In Re Collins, No. 07-0737, 52 Tex. S. Ct. J. 813 (Tex. 2009). See also Durst v. Hill Country Memorial Hospital, 70 S.W.3d 233 (Tex. App. --- San Antonio 2001), which allowed ex parte communicatoin AFTER stating:
We recognize there are public policy reasons that would support a prohibition against ex parte contact between a plaintiff's treating physician and defendant's counsel. See, e.g., Horner v. Rowan Companies, Inc., 153 F.R.D. 597, 601 (S.D.Tex.1994) (when treating physician is interviewed ex parte by defense counsel, there are no safeguards against revelation of matters irrelevant to the lawsuit and personally damaging to the patient, and the potential for breaches in confidentiality can have a chilling effect upon the critically important underlying relationship); Perkins v. United States, 877 F.Supp. 330, 332 (E.D.Tex.1995) (privately contacting a physician could expose the physician to civil liability or professional sanctions); see also Travelers Ins. Co. v. Woodard, 461 S.W.2d 493, 496 (Tex.Civ.App.--Tyler 1970, writ ref'd n.r.e.) (noting there is nothing in the rules requiring a party to grant his adversary the right to have access to the files of his doctors and other witnesses, together with the right to interrogate them outside of his presence and hearing). Given the potential for disclosure of irrelevant (and thus privileged) information during ex parte communications, perhaps the wisest course of conduct is for defense counsel to obtain information from the plaintiff's treating physicians through formal discovery measures. Nonetheless, this court has recently held that there is no specific rule prohibiting ex parte communications between a plaintiff's treating physician and defense counsel. See Rios v. Texas Dep't of Mental Health & Mental Retardation, 58 S.W.3d 167 (Tex.App.--San Antonio 2001, no pet.); see also Hogue v. Kroger Store No. 107, 875 S.W.2d 477, 481 (Tex.App.--Houston [1st Dist.] 1994, writ denied) (holding ex parte meeting between patient's doctor and defense counsel not *238 improper). [FN1]
FN1. In the absence of an opportunity for the Supreme Court to confront this issue, we would respectfully invite appropriate committees of the State Bar of Texas to craft more specific guidance to counsel on both sides of the bar.
Of course the Supreme Court has now spoken. Gone are the days of Mutter v. Wood, 744 S.W.2d 600, 601 (Tex.1988).
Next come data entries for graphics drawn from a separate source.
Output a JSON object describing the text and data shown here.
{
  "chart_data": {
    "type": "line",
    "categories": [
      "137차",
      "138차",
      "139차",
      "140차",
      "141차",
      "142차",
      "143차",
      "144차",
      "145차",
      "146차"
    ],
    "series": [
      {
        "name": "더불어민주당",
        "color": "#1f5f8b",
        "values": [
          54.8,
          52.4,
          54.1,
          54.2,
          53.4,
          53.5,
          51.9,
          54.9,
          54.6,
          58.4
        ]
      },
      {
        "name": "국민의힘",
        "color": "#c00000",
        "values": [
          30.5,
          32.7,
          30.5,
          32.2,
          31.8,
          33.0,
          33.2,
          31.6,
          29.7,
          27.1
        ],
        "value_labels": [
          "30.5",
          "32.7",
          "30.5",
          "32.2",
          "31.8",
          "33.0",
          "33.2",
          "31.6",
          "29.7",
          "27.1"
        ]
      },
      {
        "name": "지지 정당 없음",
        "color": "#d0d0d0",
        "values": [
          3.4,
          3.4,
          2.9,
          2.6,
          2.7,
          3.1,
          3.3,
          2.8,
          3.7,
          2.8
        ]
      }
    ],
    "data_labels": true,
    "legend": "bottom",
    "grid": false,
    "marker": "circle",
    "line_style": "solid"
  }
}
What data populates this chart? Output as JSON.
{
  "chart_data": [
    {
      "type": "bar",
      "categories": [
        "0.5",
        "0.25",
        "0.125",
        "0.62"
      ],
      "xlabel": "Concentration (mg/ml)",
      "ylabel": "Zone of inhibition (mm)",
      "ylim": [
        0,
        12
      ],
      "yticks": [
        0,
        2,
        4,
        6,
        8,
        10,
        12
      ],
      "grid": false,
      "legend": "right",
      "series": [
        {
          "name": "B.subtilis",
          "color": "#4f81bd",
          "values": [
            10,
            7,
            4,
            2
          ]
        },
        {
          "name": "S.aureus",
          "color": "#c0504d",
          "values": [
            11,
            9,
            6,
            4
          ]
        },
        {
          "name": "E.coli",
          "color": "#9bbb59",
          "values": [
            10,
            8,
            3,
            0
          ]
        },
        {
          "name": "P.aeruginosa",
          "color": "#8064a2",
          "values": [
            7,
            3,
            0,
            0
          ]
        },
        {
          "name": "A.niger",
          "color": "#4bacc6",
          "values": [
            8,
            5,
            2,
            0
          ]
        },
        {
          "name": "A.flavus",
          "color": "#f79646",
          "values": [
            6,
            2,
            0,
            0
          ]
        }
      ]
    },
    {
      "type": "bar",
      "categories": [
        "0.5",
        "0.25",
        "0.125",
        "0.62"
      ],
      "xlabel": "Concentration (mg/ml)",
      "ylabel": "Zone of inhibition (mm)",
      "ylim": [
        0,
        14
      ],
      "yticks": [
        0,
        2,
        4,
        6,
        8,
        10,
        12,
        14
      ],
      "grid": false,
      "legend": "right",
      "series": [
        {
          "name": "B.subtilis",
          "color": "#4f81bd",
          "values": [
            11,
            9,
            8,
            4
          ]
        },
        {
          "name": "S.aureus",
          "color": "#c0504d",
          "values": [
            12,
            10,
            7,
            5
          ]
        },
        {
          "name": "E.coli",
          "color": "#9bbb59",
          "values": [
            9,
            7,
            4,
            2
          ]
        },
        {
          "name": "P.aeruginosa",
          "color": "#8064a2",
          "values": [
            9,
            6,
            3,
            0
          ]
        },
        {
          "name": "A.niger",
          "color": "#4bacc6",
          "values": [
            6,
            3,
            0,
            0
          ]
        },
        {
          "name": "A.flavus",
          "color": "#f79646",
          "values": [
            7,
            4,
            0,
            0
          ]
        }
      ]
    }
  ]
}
In this case, the privilege was waived completely as to the defendant doctors and partially as to the treating doctors. To the extent, however, that the treating doctors had records or communications which were not relevant to the underlying suit, they remained privileged until the judge ordered their complete waiver. The question, then, is whether Judge Wood abused her discretion in ordering Mutter to execute a 509(d)(2) waiver of the privilege. We hold that she did.
In effect, defense lawyers can sandbag the very doctors treating the plaintiff, without the plaintiff even knowing ... until it is too late.